In these industries, companies must add warnings to their adverts. They must let people know if there is a risk if consumers use their products.
The same is true for advertising financial products.
Let’s have a look at some examples.
The mortgage lender
The most common one you’ll see is:
Your home may be repossessed if you do not keep up repayments on your mortgage.
You might find this with HSBC, Barclays Bank or Halifax. When most people read this, it is often in smaller print. It is reasonably clear what this means. But could the warning be even clearer?

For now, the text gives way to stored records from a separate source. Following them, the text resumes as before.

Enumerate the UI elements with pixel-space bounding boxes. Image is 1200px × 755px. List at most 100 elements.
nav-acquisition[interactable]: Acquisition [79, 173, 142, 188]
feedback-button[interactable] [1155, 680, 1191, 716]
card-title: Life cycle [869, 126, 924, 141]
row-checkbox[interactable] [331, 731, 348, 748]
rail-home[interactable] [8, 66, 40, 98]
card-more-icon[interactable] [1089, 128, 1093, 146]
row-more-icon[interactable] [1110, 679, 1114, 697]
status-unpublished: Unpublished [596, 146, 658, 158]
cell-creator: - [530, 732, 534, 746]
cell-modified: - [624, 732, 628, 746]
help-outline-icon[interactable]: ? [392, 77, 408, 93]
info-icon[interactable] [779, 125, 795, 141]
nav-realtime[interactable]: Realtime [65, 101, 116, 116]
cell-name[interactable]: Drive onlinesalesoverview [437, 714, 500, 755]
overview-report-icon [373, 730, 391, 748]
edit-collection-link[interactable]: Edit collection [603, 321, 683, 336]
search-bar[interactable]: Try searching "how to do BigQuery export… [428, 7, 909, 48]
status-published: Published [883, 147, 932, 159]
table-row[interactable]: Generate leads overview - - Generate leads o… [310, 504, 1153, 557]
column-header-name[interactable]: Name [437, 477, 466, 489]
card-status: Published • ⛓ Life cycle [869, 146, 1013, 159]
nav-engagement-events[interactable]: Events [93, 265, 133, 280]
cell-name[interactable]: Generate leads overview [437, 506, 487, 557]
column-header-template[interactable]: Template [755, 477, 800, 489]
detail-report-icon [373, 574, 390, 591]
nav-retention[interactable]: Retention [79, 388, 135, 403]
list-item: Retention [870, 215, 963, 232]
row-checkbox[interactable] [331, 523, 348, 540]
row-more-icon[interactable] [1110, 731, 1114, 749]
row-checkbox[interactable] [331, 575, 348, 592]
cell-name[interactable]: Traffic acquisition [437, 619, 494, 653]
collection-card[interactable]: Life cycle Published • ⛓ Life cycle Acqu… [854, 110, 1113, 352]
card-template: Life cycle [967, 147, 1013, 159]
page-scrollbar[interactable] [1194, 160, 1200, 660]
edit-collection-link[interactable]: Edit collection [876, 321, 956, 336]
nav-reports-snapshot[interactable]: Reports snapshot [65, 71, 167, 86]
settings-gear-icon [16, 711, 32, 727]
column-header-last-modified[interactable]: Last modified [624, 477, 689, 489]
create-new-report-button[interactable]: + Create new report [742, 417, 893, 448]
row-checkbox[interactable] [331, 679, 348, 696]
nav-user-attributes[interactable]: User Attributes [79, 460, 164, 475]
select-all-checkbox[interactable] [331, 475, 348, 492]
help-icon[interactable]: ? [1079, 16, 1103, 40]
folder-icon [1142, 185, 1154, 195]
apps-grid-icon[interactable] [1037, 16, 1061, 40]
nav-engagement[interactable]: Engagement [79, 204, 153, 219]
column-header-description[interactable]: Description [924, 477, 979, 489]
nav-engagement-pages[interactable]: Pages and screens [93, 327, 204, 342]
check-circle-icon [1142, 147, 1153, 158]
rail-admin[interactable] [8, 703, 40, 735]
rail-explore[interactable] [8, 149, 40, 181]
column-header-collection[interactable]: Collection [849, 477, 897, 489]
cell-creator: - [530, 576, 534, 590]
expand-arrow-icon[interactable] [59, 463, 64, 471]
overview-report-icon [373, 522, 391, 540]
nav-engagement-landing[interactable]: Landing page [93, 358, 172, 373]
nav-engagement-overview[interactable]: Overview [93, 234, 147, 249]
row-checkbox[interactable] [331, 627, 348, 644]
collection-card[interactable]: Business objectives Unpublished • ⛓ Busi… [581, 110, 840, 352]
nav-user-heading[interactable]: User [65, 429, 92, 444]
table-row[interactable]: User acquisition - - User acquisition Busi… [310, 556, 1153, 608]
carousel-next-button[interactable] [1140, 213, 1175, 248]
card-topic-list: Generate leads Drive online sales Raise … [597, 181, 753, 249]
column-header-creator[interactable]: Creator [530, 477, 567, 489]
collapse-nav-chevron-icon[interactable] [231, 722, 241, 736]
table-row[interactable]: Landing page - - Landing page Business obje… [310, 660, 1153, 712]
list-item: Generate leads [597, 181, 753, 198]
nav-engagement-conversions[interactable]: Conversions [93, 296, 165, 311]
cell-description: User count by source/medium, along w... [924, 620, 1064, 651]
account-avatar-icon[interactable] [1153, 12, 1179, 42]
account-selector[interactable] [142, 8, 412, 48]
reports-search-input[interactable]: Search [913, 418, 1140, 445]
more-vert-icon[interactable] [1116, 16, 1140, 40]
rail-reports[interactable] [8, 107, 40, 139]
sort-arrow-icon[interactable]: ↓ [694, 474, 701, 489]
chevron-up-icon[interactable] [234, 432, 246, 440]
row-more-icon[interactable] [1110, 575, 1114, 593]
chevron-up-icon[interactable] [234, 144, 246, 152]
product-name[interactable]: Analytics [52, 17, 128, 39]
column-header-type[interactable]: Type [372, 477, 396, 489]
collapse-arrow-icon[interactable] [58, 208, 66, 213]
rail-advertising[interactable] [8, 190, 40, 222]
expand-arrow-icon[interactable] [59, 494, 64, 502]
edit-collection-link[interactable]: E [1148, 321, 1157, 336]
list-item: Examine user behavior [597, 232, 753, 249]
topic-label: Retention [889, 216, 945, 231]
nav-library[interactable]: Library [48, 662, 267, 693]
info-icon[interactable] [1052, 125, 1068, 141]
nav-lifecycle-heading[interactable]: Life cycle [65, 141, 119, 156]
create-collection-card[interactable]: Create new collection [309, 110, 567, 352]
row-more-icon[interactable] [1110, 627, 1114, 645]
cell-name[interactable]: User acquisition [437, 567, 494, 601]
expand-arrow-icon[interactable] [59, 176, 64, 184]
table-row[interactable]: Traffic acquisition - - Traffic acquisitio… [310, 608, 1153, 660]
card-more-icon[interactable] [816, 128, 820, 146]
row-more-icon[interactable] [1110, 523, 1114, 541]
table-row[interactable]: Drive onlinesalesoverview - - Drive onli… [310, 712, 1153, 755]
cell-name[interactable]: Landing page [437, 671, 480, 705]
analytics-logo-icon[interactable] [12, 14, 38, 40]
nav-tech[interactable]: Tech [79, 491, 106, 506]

If you do not pay your mortgage on time, we may take away your home
If you make the passive voice active, you draw your reader’s attention quicker.
The short-term lender
If you take the London tube, you might see:
WARNING: LATE REPAYMENT CAN CAUSE YOU SERIOUS MONEY PROBLEMS. FOR HELP, GO TO MONEYADVICESERVICE.ORG.UK
This looks like a warning on a beer bottle. You understand it when you read it. Payday lending companies are only too aware of negative press. So they chosen to be more direct and responsible.
The property investment company
Like most investments, you may get back less than you put in.
This is simple, clear and direct. It lets potential investors know: you can lose money as well as gain. It certainly wouldn't scare away any potential investors. And it is not hidden away in the terms and conditions.
Generally, I believe that the warnings are clear and suitable for their audience. Advertisers need to promote their product and not scare off customers.
However, warnings are only a small part of the advert. The Financial Conduct Authority’s guidance sums this up well:
Financial advertising and promotions should clearly explain what the product or service is, how it works and how you could benefit from it.
It must also be clear about the costs involved and whether there are any risks to your money.
Do you have any warnings on financial products? If so, do share them !
WARNING: In this blog, I am only looking at warnings on adverts from a plain language perspective. This does not mean I am for or against any financial product or company.